By Joe Gould
October 28, 2015
WASHINGTON — The US House and Senate armed services committees are working to identify $5 billion to cut from the defense budget as part of a larger budget pact between Congress and the White House, leaving procurement programs vulnerable to reductions.
The Pentagon will get nearly everything it wanted in the budget deal — minus $5 billion — leaving defense watchers to speculate how the rewritten policy bill will play out.
Reacting to the runaway aerostat in the news Wednesday, Kingston Reif, of the Washington-based Arms Control Association, tweeted out: “To appropriators looking to find part of that $5 billion in savings to meet revised [budget caps]: FY16 request for JLENS exercise is $40.6 million.”
Key authorizers have yet to publicly name the source of the cuts. Echoing SASC Chair Sen. John McCain, R-Ariz., who on Tuesday could not say where the cuts would come from, HASC Chairman Rep. Mac Thornberry, R-Texas, said lawmakers are still working on the answers.
“It will come out of muscle, there isn’t just fat you can chip away and say this doesn’t matter, it will matter, it will be significant,” Thornberry told reporters Wednesday. “It will be a $5 billion reduction in the spending that is authorized and that was the agreement, which I support.”
The armed services committees — which pen the National Defense Authorization Act, a policy bill — are working with their counterparts in the appropriations committees to find the cuts, Thornberry said.
This dovetails with preparations to advance the recently vetoed policy legislation, either by overriding the president’s veto or advancing a new version that simply adjusts the dollars. While the method remains to be seen, Thornberry was confident the various policy provisions would be preserved.
“Either path would reflect the $5 billion less, and that would be the only change,” Thornberry said. “If we have a veto override, we have to have separate legislation to make those adjustments, so it’s a two-step process. I don’t know for sure which path we’ll go.”
House leaders had scheduled a veto override vote for next week, but the status of that maneuver is now unclear.
Last week, Obama sent the $612 billion bill back to Congress, saying it “fails to authorize funding for our national defense in a fiscally responsible manner.”
At issue was about $38 billion that Republican lawmakers added to the Pentagon’s overseas contingency operations fund to get around mandatory spending caps enacted by Congress for fiscal 2016. Republicans had argued that the issue was better settled in the separate appropriations process, not the authorization process.

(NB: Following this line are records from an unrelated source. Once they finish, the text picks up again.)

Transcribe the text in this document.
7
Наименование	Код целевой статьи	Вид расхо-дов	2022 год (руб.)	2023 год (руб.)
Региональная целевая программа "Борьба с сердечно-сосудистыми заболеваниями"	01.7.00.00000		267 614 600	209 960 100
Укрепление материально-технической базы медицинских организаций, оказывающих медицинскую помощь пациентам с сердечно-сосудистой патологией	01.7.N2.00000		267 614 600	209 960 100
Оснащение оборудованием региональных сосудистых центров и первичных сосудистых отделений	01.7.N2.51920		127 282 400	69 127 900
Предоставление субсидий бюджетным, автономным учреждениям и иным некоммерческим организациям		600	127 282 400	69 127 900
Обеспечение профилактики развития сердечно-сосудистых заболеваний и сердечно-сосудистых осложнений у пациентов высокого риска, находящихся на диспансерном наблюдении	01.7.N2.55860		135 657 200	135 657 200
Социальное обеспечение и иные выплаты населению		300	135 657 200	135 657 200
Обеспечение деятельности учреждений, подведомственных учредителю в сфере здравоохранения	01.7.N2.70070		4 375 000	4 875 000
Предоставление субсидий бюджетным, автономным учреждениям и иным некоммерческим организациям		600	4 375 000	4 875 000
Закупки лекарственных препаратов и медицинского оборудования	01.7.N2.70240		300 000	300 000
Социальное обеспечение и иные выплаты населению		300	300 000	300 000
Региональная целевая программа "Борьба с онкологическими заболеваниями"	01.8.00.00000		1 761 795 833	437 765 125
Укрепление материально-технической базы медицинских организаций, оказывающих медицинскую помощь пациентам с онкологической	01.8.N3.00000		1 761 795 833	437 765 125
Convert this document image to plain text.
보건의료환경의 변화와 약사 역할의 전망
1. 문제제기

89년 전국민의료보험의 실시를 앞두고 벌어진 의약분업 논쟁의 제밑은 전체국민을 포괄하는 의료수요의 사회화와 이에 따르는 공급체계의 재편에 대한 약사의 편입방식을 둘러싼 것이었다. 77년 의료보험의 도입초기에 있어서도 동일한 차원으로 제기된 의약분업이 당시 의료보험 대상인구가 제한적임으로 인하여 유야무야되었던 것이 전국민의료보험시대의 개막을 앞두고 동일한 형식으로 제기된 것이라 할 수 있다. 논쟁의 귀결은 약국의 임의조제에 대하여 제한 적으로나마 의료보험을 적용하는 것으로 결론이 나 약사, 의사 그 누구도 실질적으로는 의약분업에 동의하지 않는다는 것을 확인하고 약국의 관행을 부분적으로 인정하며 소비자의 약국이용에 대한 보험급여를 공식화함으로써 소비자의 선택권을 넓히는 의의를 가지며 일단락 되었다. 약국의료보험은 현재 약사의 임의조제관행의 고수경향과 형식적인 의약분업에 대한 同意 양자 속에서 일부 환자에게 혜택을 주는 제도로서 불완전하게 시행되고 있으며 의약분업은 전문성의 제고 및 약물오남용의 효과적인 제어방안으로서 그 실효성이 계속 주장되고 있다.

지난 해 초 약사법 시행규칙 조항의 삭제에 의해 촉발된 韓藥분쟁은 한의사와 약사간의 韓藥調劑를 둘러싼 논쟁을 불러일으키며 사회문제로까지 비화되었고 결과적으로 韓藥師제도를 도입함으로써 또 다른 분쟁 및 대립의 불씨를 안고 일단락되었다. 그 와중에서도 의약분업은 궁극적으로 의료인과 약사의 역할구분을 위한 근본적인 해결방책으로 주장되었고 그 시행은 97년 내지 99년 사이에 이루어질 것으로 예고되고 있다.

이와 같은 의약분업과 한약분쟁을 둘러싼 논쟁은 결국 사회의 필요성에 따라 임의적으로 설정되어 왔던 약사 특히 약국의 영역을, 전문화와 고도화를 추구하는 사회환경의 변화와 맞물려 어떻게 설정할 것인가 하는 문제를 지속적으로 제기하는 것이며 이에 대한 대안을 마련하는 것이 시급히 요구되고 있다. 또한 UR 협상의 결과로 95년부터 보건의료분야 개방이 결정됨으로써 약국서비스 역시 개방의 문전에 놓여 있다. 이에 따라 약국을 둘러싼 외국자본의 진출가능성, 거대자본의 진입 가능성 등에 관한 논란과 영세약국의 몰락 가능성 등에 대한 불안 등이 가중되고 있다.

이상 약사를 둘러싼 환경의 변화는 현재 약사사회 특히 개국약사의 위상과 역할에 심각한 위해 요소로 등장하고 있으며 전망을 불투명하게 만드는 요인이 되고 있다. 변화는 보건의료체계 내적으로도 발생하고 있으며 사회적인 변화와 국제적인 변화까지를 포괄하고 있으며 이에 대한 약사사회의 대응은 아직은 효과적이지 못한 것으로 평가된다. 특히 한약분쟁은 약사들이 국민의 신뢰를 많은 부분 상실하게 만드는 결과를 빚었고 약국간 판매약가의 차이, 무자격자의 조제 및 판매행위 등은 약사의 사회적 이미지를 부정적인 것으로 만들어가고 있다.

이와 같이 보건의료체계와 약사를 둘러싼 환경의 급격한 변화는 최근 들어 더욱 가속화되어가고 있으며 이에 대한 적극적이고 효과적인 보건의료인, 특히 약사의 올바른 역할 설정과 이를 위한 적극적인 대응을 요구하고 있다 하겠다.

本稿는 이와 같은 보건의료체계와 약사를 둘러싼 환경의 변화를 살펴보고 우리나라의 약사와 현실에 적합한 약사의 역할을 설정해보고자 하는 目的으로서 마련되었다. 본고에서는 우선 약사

But the two-year budget deal unveiled Monday night essentially solves that problem, McCain said. Under the plan, fiscal 2016 defense spending would be raised to $607 billion, necessitating some changes in the totals of the authorization bill language.
One Senate staffer said lawmakers are likely to target the programmatic increases derived from the Pentagon’s “unfunded requirements list,” meaning the Pentagon wish list items added to the president’s budget request, or other big ticket programs.
Obvious targets, the aide said, include the DDG-51, which was plussed up $400 million, part of $1 billion above the budget request; the Army’s $128 million request for eight additional UH-60M Black Hawk helicopters for the Guard; $314 million for Stryker vehicle lethality upgrades; and the Distributed Common Ground System – Army, an intelligence system faulted in the AC-130 strike on an Afghan hospital.
“Bottom line, procurement accounts will take the brunt of the losses,” the staff member said.
Michael Herson, president of American Defense International, a Washington defense lobbying firm, said lawmakers from the House and Senate, authorizers and appropriators, will be moving quickly to reconcile the various areas where they propose to cut. Authorizers in particular want to get their bill on the floor soon.
Procurement accounts are vulnerable, Herson said, but so are operations and maintenance accounts, and research and development programs.
“It’s unlikely you’ll see an across-the-board cut where they share the pain everywhere, because frankly it looks too easy to cut like that, across many programs and services and will wreak too much havoc,” Herson said. “There’s going to be some pain, but where that pain will be is to be determined.”
On the flip side, Mackenzie Eaglen, an American Enterprise Institute analyst and former congressional defense aide, said procurement is one place where lawmakers will identify cuts for a revised and rewritten bill, and that the cuts are likely to be spread around based on input from Pentagon leaders and service chiefs.
“They’ll probably go through the plus-ups that were in the unfunded requirements list first, and then seek to spread the pain and simply lessen some of those, as well as other increases elsewhere, but not let anything take too big a hit,” Eaglen said
Todd Harrison, a senior fellow at the Center for Strategic and International Studies, said lawmakers will likely look to acquisitions programs for reductions, potentially slowing them down. Typically the low-hanging fruit when looking for cuts is prior-year money that hasn’t already been spent, but “that can probably only yield a few billion dollars.”
Staff Writer Leo Shane contributed to this report.